“Cli-fi” : et le climat entre en scène

“Cli-fi” : et le climat entre en scène

Une partie des auteurs de “climate fiction” (la “fiction climatique”) en sont persuadés : la littérature peut aider à prendre conscience de l’urgence climatique et à agir face à elle. Difficile à vérifier, l’hypothèse fait son chemin. 

L’histoire se situe dans un futur proche. Confronté à une vague de chaleur qui décime en quelques jours une petite ville de l’Inde, le gouvernement décide de vaporiser de l’acide sulfurique dans l’atmosphère afin de rafraîchir le climat. Au même moment, un groupe d’écologistes radicalisés déclenche un mouvement de protestation meurtrier contre la poursuite des émissions de gaz à effet de serre et utilise des essaims de drones pour abattre des avions de ligne”.

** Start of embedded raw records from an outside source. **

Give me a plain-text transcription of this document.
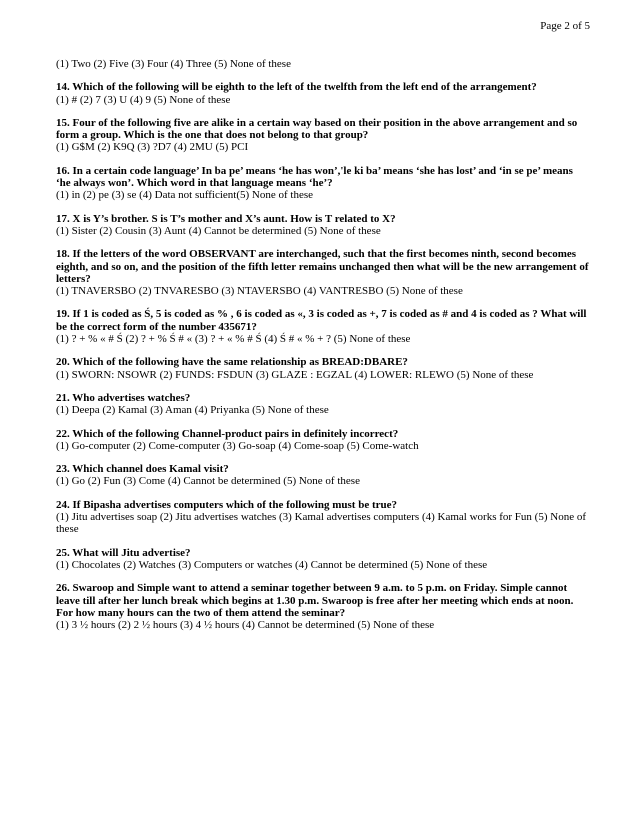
Page 2 of 5
(1) Two (2) Five (3) Four (4) Three (5) None of these
14. Which of the following will be eighth to the left of the twelfth from the left end of the arrangement?
(1) # (2) 7 (3) U (4) 9 (5) None of these
15. Four of the following five are alike in a certain way based on their position in the above arrangement and so form a group. Which is the one that does not belong to that group?
(1) G$M (2) K9Q (3) ?D7 (4) 2MU (5) PCI
16. In a certain code language’ In ba pe’ means ‘he has won’,'le ki ba’ means ‘she has lost’ and ‘in se pe’ means ‘he always won’. Which word in that language means ‘he’?
(1) in (2) pe (3) se (4) Data not sufficient(5) None of these
17. X is Y’s brother. S is T’s mother and X’s aunt. How is T related to X?
(1) Sister (2) Cousin (3) Aunt (4) Cannot be determined (5) None of these
18. If the letters of the word OBSERVANT are interchanged, such that the first becomes ninth, second becomes eighth, and so on, and the position of the fifth letter remains unchanged then what will be the new arrangement of letters?
(1) TNAVERSBO (2) TNVARESBO (3) NTAVERSBO (4) VANTRESBO (5) None of these
19. If 1 is coded as Ś, 5 is coded as % , 6 is coded as «, 3 is coded as +, 7 is coded as # and 4 is coded as ? What will be the correct form of the number 435671?
(1) ? + % « # Ś (2) ? + % Ś # « (3) ? + « % # Ś (4) Ś # « % + ? (5) None of these
20. Which of the following have the same relationship as BREAD:DBARE?
(1) SWORN: NSOWR (2) FUNDS: FSDUN (3) GLAZE : EGZAL (4) LOWER: RLEWO (5) None of these
21. Who advertises watches?
(1) Deepa (2) Kamal (3) Aman (4) Priyanka (5) None of these
22. Which of the following Channel-product pairs in definitely incorrect?
(1) Go-computer (2) Come-computer (3) Go-soap (4) Come-soap (5) Come-watch
23. Which channel does Kamal visit?
(1) Go (2) Fun (3) Come (4) Cannot be determined (5) None of these
24. If Bipasha advertises computers which of the following must be true?
(1) Jitu advertises soap (2) Jitu advertises watches (3) Kamal advertises computers (4) Kamal works for Fun (5) None of these
25. What will Jitu advertise?
(1) Chocolates (2) Watches (3) Computers or watches (4) Cannot be determined (5) None of these
26. Swaroop and Simple want to attend a seminar together between 9 a.m. to 5 p.m. on Friday. Simple cannot leave till after her lunch break which begins at 1.30 p.m. Swaroop is free after her meeting which ends at noon. For how many hours can the two of them attend the seminar?
(1) 3 ½ hours (2) 2 ½ hours (3) 4 ½ hours (4) Cannot be determined (5) None of these
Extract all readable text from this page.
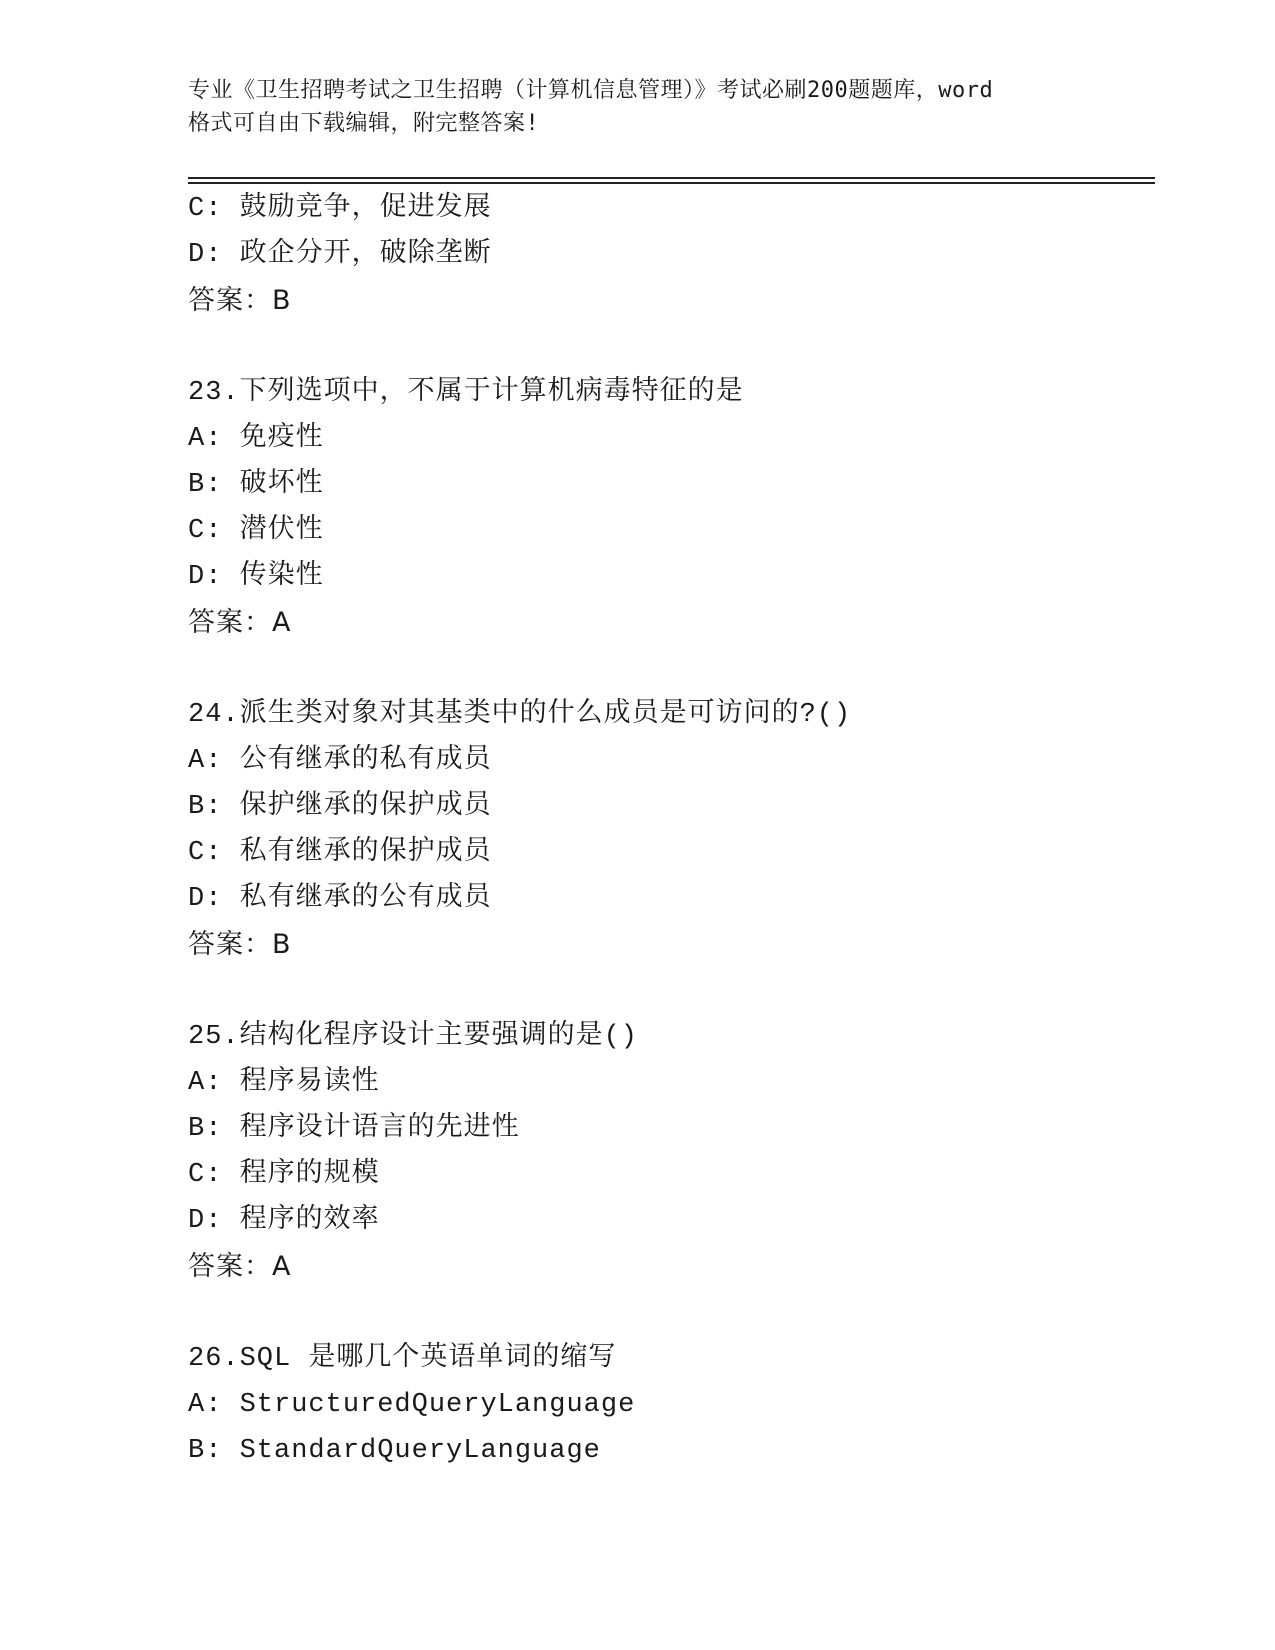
专业《卫生招聘考试之卫生招聘（计算机信息管理）》考试必刷200题题库，word
格式可自由下载编辑，附完整答案!
C: 鼓励竞争，促进发展
D: 政企分开，破除垄断
答案：B
23.下列选项中，不属于计算机病毒特征的是
A: 免疫性
B: 破坏性
C: 潜伏性
D: 传染性
答案：A
24.派生类对象对其基类中的什么成员是可访问的?()
A: 公有继承的私有成员
B: 保护继承的保护成员
C: 私有继承的保护成员
D: 私有继承的公有成员
答案：B
25.结构化程序设计主要强调的是()
A: 程序易读性
B: 程序设计语言的先进性
C: 程序的规模
D: 程序的效率
答案：A
26.SQL 是哪几个英语单词的缩写
A: StructuredQueryLanguage
B: StandardQueryLanguage
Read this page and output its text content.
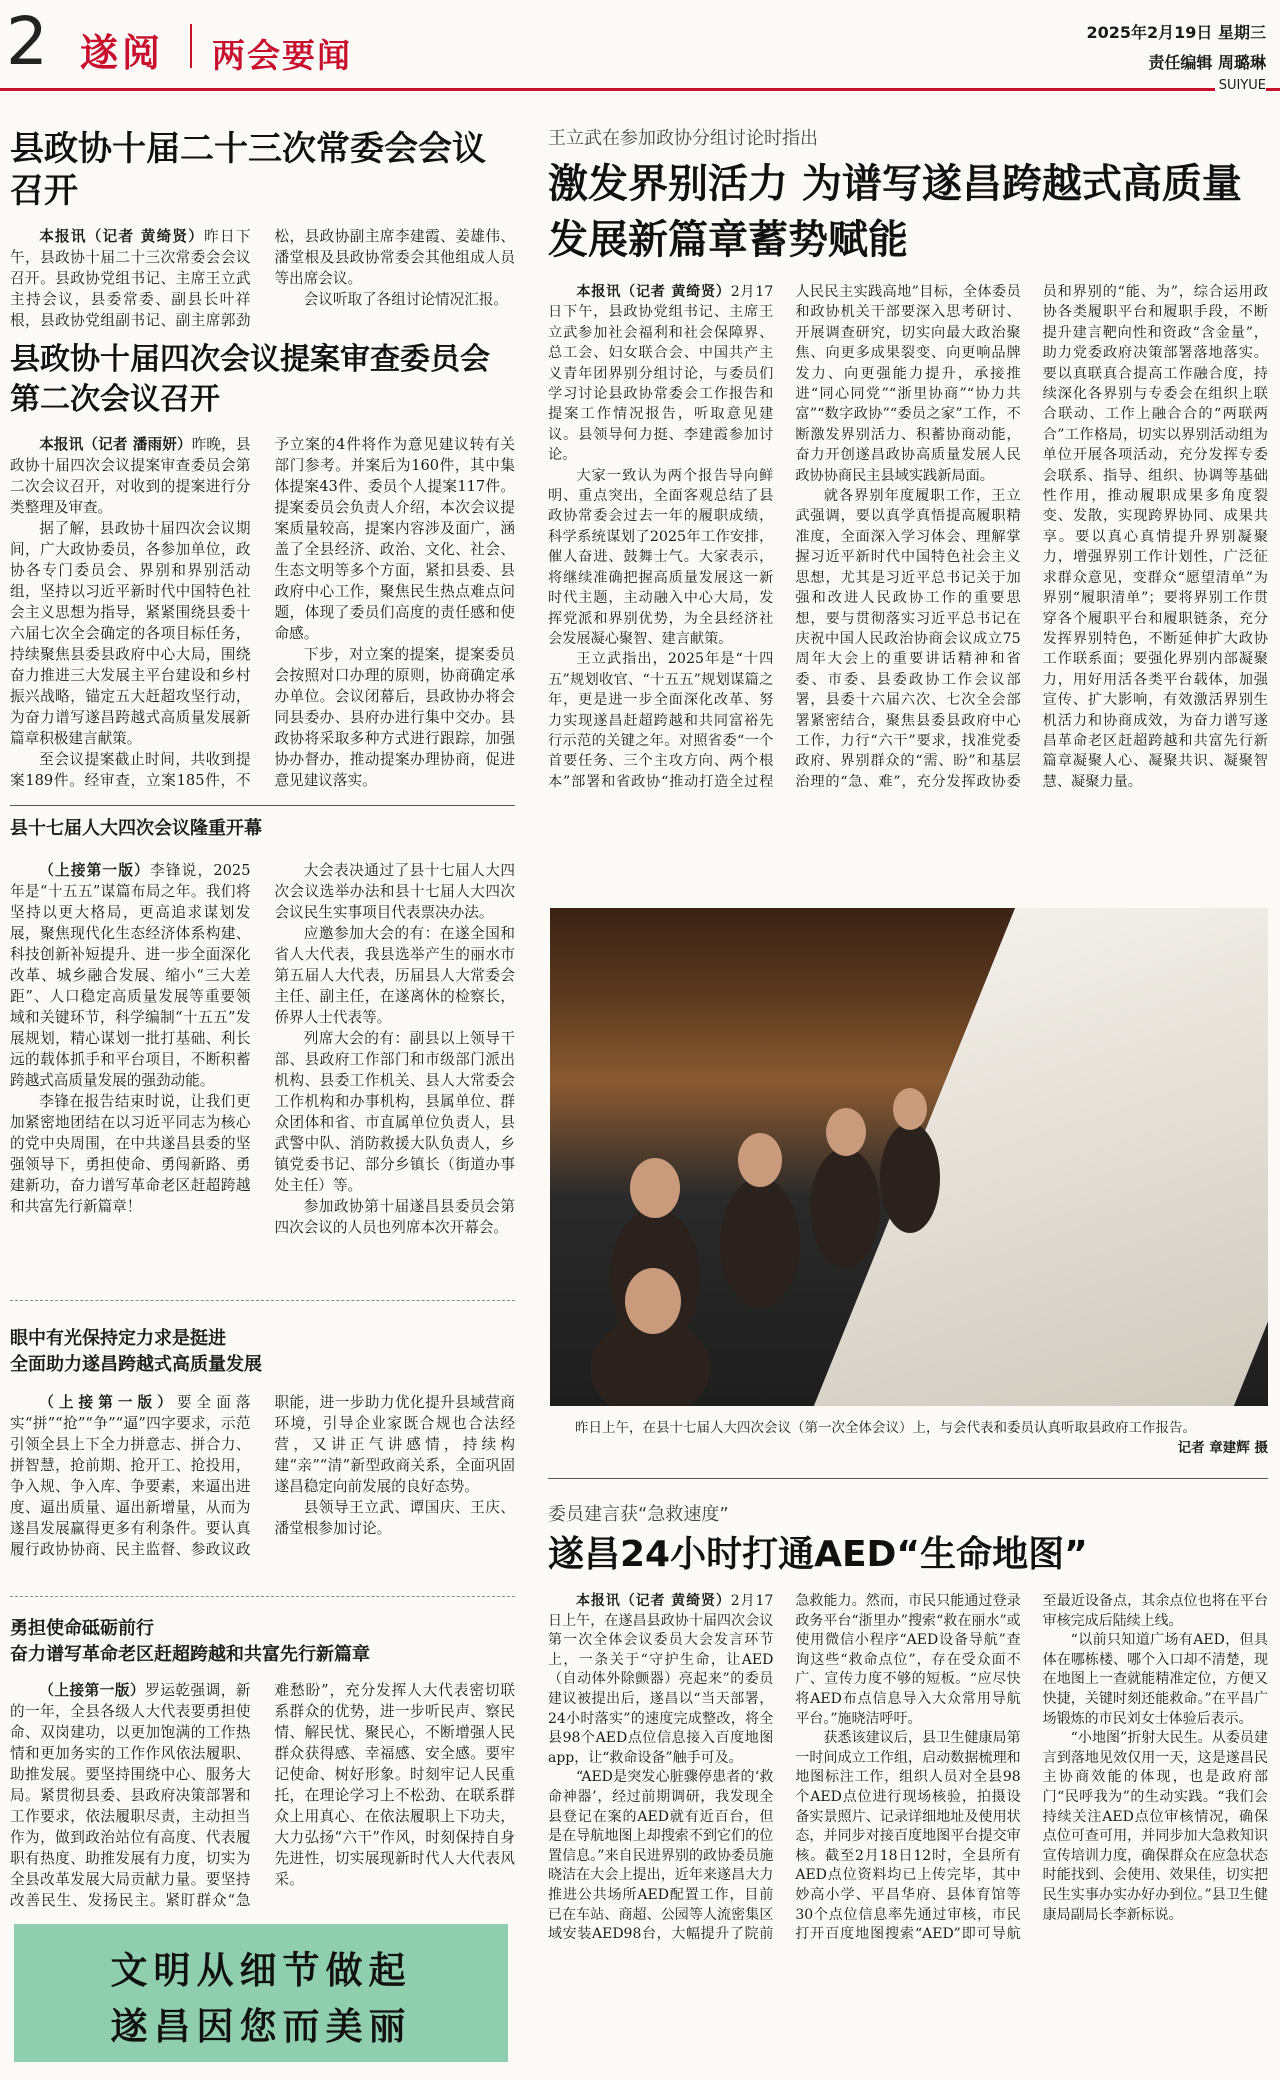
2 遂阅 两会要闻
2025年2月19日 星期三
责任编辑 周璐琳
SUIYUE
县政协十届二十三次常委会会议召开

本报讯（记者 黄绮贤）昨日下午，县政协十届二十三次常委会会议召开。县政协党组书记、主席王立武主持会议，县委常委、副县长叶祥根，县政协党组副书记、副主席郭劲松，县政协副主席李建霞、姜雄伟、潘堂根及县政协常委会其他组成人员等出席会议。

会议听取了各组讨论情况汇报。

县政协十届四次会议提案审查委员会第二次会议召开

本报讯（记者 潘雨妍）昨晚，县政协十届四次会议提案审查委员会第二次会议召开，对收到的提案进行分类整理及审查。

据了解，县政协十届四次会议期间，广大政协委员，各参加单位，政协各专门委员会、界别和界别活动组，坚持以习近平新时代中国特色社会主义思想为指导，紧紧围绕县委十六届七次全会确定的各项目标任务，持续聚焦县委县政府中心大局，围绕奋力推进三大发展主平台建设和乡村振兴战略，锚定五大赶超攻坚行动，为奋力谱写遂昌跨越式高质量发展新篇章积极建言献策。

至会议提案截止时间，共收到提案189件。经审查，立案185件，不予立案的4件将作为意见建议转有关部门参考。并案后为160件，其中集体提案43件、委员个人提案117件。提案委员会负责人介绍，本次会议提案质量较高，提案内容涉及面广，涵盖了全县经济、政治、文化、社会、生态文明等多个方面，紧扣县委、县政府中心工作，聚焦民生热点难点问题，体现了委员们高度的责任感和使命感。

下步，对立案的提案，提案委员会按照对口办理的原则，协商确定承办单位。会议闭幕后，县政协办将会同县委办、县府办进行集中交办。县政协将采取多种方式进行跟踪，加强协办督办，推动提案办理协商，促进意见建议落实。

县十七届人大四次会议隆重开幕

（上接第一版）李锋说，2025年是“十五五”谋篇布局之年。我们将坚持以更大格局，更高追求谋划发展，聚焦现代化生态经济体系构建、科技创新补短提升、进一步全面深化改革、城乡融合发展、缩小“三大差距”、人口稳定高质量发展等重要领域和关键环节，科学编制“十五五”发展规划，精心谋划一批打基础、利长远的载体抓手和平台项目，不断积蓄跨越式高质量发展的强劲动能。

李锋在报告结束时说，让我们更加紧密地团结在以习近平同志为核心的党中央周围，在中共遂昌县委的坚强领导下，勇担使命、勇闯新路、勇建新功，奋力谱写革命老区赶超跨越和共富先行新篇章！

大会表决通过了县十七届人大四次会议选举办法和县十七届人大四次会议民生实事项目代表票决办法。

应邀参加大会的有：在遂全国和省人大代表，我县选举产生的丽水市第五届人大代表，历届县人大常委会主任、副主任，在遂离休的检察长，侨界人士代表等。

列席大会的有：副县以上领导干部、县政府工作部门和市级部门派出机构、县委工作机关、县人大常委会工作机构和办事机构，县属单位、群众团体和省、市直属单位负责人，县武警中队、消防救援大队负责人，乡镇党委书记、部分乡镇长（街道办事处主任）等。

参加政协第十届遂昌县委员会第四次会议的人员也列席本次开幕会。

眼中有光保持定力求是挺进
全面助力遂昌跨越式高质量发展

（上接第一版）要全面落实“拼”“抢”“争”“逼”四字要求，示范引领全县上下全力拼意志、拼合力、拼智慧，抢前期、抢开工、抢投用，争入规、争入库、争要素，来逼出进度、逼出质量、逼出新增量，从而为遂昌发展赢得更多有利条件。要认真履行政协协商、民主监督、参政议政职能，进一步助力优化提升县域营商环境，引导企业家既合规也合法经营，又讲正气讲感情，持续构建“亲”“清”新型政商关系，全面巩固遂昌稳定向前发展的良好态势。

县领导王立武、谭国庆、王庆、潘堂根参加讨论。

勇担使命砥砺前行
奋力谱写革命老区赶超跨越和共富先行新篇章

（上接第一版）罗运乾强调，新的一年，全县各级人大代表要勇担使命、双岗建功，以更加饱满的工作热情和更加务实的工作作风依法履职、助推发展。要坚持围绕中心、服务大局。紧贯彻县委、县政府决策部署和工作要求，依法履职尽责，主动担当作为，做到政治站位有高度、代表履职有热度、助推发展有力度，切实为全县改革发展大局贡献力量。要坚持改善民生、发扬民主。紧盯群众“急难愁盼”，充分发挥人大代表密切联系群众的优势，进一步听民声、察民情、解民忧、聚民心，不断增强人民群众获得感、幸福感、安全感。要牢记使命、树好形象。时刻牢记人民重托，在理论学习上不松劲、在联系群众上用真心、在依法履职上下功夫，大力弘扬“六干”作风，时刻保持自身先进性，切实展现新时代人大代表风采。

文明从细节做起
遂昌因您而美丽
王立武在参加政协分组讨论时指出
激发界别活力 为谱写遂昌跨越式高质量
发展新篇章蓄势赋能

本报讯（记者 黄绮贤）2月17日下午，县政协党组书记、主席王立武参加社会福利和社会保障界、总工会、妇女联合会、中国共产主义青年团界别分组讨论，与委员们学习讨论县政协常委会工作报告和提案工作情况报告，听取意见建议。县领导何力挺、李建霞参加讨论。

大家一致认为两个报告导向鲜明、重点突出，全面客观总结了县政协常委会过去一年的履职成绩，科学系统谋划了2025年工作安排，催人奋进、鼓舞士气。大家表示，将继续准确把握高质量发展这一新时代主题，主动融入中心大局，发挥党派和界别优势，为全县经济社会发展凝心聚智、建言献策。

王立武指出，2025年是“十四五”规划收官、“十五五”规划谋篇之年，更是进一步全面深化改革、努力实现遂昌赶超跨越和共同富裕先行示范的关键之年。对照省委“一个首要任务、三个主攻方向、两个根本”部署和省政协“推动打造全过程人民民主实践高地”目标，全体委员和政协机关干部要深入思考研讨、开展调查研究，切实向最大政治聚焦、向更多成果裂变、向更响品牌发力、向更强能力提升，承接推进“同心同党”“浙里协商”“协力共富”“数字政协”“委员之家”工作，不断激发界别活力、积蓄协商动能，奋力开创遂昌政协高质量发展人民政协协商民主县域实践新局面。

就各界别年度履职工作，王立武强调，要以真学真悟提高履职精准度，全面深入学习体会、理解掌握习近平新时代中国特色社会主义思想，尤其是习近平总书记关于加强和改进人民政协工作的重要思想，要与贯彻落实习近平总书记在庆祝中国人民政治协商会议成立75周年大会上的重要讲话精神和省委、市委、县委政协工作会议部署，县委十六届六次、七次全会部署紧密结合，聚焦县委县政府中心工作，力行“六干”要求，找准党委政府、界别群众的“需、盼”和基层治理的“急、难”，充分发挥政协委员和界别的“能、为”，综合运用政协各类履职平台和履职手段，不断提升建言靶向性和资政“含金量”，助力党委政府决策部署落地落实。要以真联真合提高工作融合度，持续深化各界别与专委会在组织上联合联动、工作上融合合的“两联两合”工作格局，切实以界别活动组为单位开展各项活动，充分发挥专委会联系、指导、组织、协调等基础性作用，推动履职成果多角度裂变、发散，实现跨界协同、成果共享。要以真心真情提升界别凝聚力，增强界别工作计划性，广泛征求群众意见，变群众“愿望清单”为界别“履职清单”；要将界别工作贯穿各个履职平台和履职链条，充分发挥界别特色，不断延伸扩大政协工作联系面；要强化界别内部凝聚力，用好用活各类平台载体，加强宣传、扩大影响，有效激活界别生机活力和协商成效，为奋力谱写遂昌革命老区赶超跨越和共富先行新篇章凝聚人心、凝聚共识、凝聚智慧、凝聚力量。

昨日上午，在县十七届人大四次会议（第一次全体会议）上，与会代表和委员认真听取县政府工作报告。
记者 章建辉 摄
委员建言获“急救速度”
遂昌24小时打通AED“生命地图”

本报讯（记者 黄绮贤）2月17日上午，在遂昌县政协十届四次会议第一次全体会议委员大会发言环节上，一条关于“守护生命，让AED（自动体外除颤器）亮起来”的委员建议被提出后，遂昌以“当天部署，24小时落实”的速度完成整改，将全县98个AED点位信息接入百度地图app，让“救命设备”触手可及。

“AED是突发心脏骤停患者的‘救命神器’，经过前期调研，我发现全县登记在案的AED就有近百台，但是在导航地图上却搜索不到它们的位置信息。”来自民进界别的政协委员施晓洁在大会上提出，近年来遂昌大力推进公共场所AED配置工作，目前已在车站、商超、公园等人流密集区域安装AED98台，大幅提升了院前急救能力。然而，市民只能通过登录政务平台“浙里办”搜索“救在丽水”或使用微信小程序“AED设备导航”查询这些“救命点位”，存在受众面不广、宣传力度不够的短板。“应尽快将AED布点信息导入大众常用导航平台。”施晓洁呼吁。

获悉该建议后，县卫生健康局第一时间成立工作组，启动数据梳理和地图标注工作，组织人员对全县98个AED点位进行现场核验，拍摄设备实景照片、记录详细地址及使用状态，并同步对接百度地图平台提交审核。截至2月18日12时，全县所有AED点位资料均已上传完毕，其中妙高小学、平昌华府、县体育馆等30个点位信息率先通过审核，市民打开百度地图搜索“AED”即可导航至最近设备点，其余点位也将在平台审核完成后陆续上线。

“以前只知道广场有AED，但具体在哪栋楼、哪个入口却不清楚，现在地图上一查就能精准定位，方便又快捷，关键时刻还能救命。”在平昌广场锻炼的市民刘女士体验后表示。

“小地图”折射大民生。从委员建言到落地见效仅用一天，这是遂昌民主协商效能的体现，也是政府部门“民呼我为”的生动实践。“我们会持续关注AED点位审核情况，确保点位可查可用，并同步加大急救知识宣传培训力度，确保群众在应急状态时能找到、会使用、效果佳，切实把民生实事办实办好办到位。”县卫生健康局副局长李新标说。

De leur côté, des scientifiques basés aux deux pôles “tentent de pomper les eaux se trouvant sous les calottes polaires dans l’espoir de les empêcher de glisser dans les océans, ce qui provoquerait une hausse catastrophique du niveau des mers”. Le tout pendant qu’une nouvelle organisation internationale s’emploie à “prendre la parole au nom de toutes les créatures vivantes, présentes et futures qui ne peuvent pas se défendre par elles-mêmes”.

Cette intrigue, foisonnante (ainsi résumée par The Guardian) est celle de The Ministry of Future (“le ministère du futur”), dernier roman en date – encore inédit en français – de Kim Stanley Robinson. Comme le souligne The Wall Street Journal, cet auteur américain (connu pour sa “Trilogie martienne”, traduite aux Presses de la Cité) “passe ses journées à inventer des versions fictives d’un avenir où le climat a changé”. Au point qu’il est aujourd’hui considéré comme le chef de file de la “cli-fi”, contraction de “climate fiction” (“fiction climatique”).

Ce genre a été conceptualisé au début des années 2010 sous la plume de Dan Bloom, un auteur et activiste vivant à Taïwan, qui a rassemblé sous ce nom un ensemble d’œuvres littéraires dont le réchauffement constitue la toile de fond. La cli-fi ne se résume pas à la SF, mais elle s’y trouve particulièrement bien représentée.

Un message optimiste

Le magazine Wired le souligne : “Pour l’essentiel, les livres de cli-fi mettent l’accent sur le danger, mais ils contiennent un message optimiste, et leurs personnages finissent quand même par triompher – ou, au moins, ils s’en sortent.” Alerter sur l’urgence climatique, ne pas nier l’éventualité de la catastrophe, mais permettre au lecteur d’entrevoir un futur tenable à défaut d’être radieux : telle est la philosophie revendiquée par Kim Stanley Robinson. 

Intéressé par la géo-ingénierie (cette branche contestée de l’écologie qui propose de modifier artificiellement le climat), le romancier ne croit certes pas à la capacité de la cli-fi à révolutionner le monde. Mais ses lecteurs “seront peut-être mieux préparés [aux bouleversements à venir] que s’ils n’avaient pas lu [ses livres]”, avance-t-il dans un entretien publié sur le Polygon.

Tester la force des récits

La lecture comme moyen de s’adapter, voire de mobiliser contre le réchauffement ? L’hypothèse a été testée à petite échelle par un groupe de chercheurs internationaux, dont l’étude a été publiée à l’été 2020 dans la revue Environmental Communications. Sur les 750 sujets mobilisés, deux tiers ont eu à lire une nouvelle littéraire parlant de réchauffement et un tiers une nouvelle portant sur un autre sujet. Les chercheurs ont interrogé les lecteurs trois fois – une fois avant lecture, une autre juste après, et la dernière environ un mois plus tard”, rapporte le site néo-zélandais Stuff.

Constat : les histoires qui traitent du climat ont bien eu un effet sur leurs lecteurs, qui se sont sentis plus concernés après les avoir refermées. Mais cet effet semble de courte durée. “Un mois après avoir lu la nouvelle, l’effet s’était dissipé”, rapporte Stuff.

Une tendance inverse : la “doomer lit”

Les effets de la cli-fi sont donc à nuancer, d’autant que la vision relativement optimiste d’un Kim Stanley Robinson cohabite avec celle, beaucoup plus sombre, de la “doomer lit” (que l’on peut traduire par “littérature du pire”). Une tendance qui n’est pas limitée à la science-fiction, et qui elle aussi gagne du terrain, selon Wired. 

Le magazine cite parmi ses représentants les romancières Claire Vaye Watkins ou Jenny Offill, dont les ouvrages les plus récents prennent au sérieux l’idée que nous soyons condamnés à la catastrophe” et considèrent “qu’il est logique de réagir par le découragement”.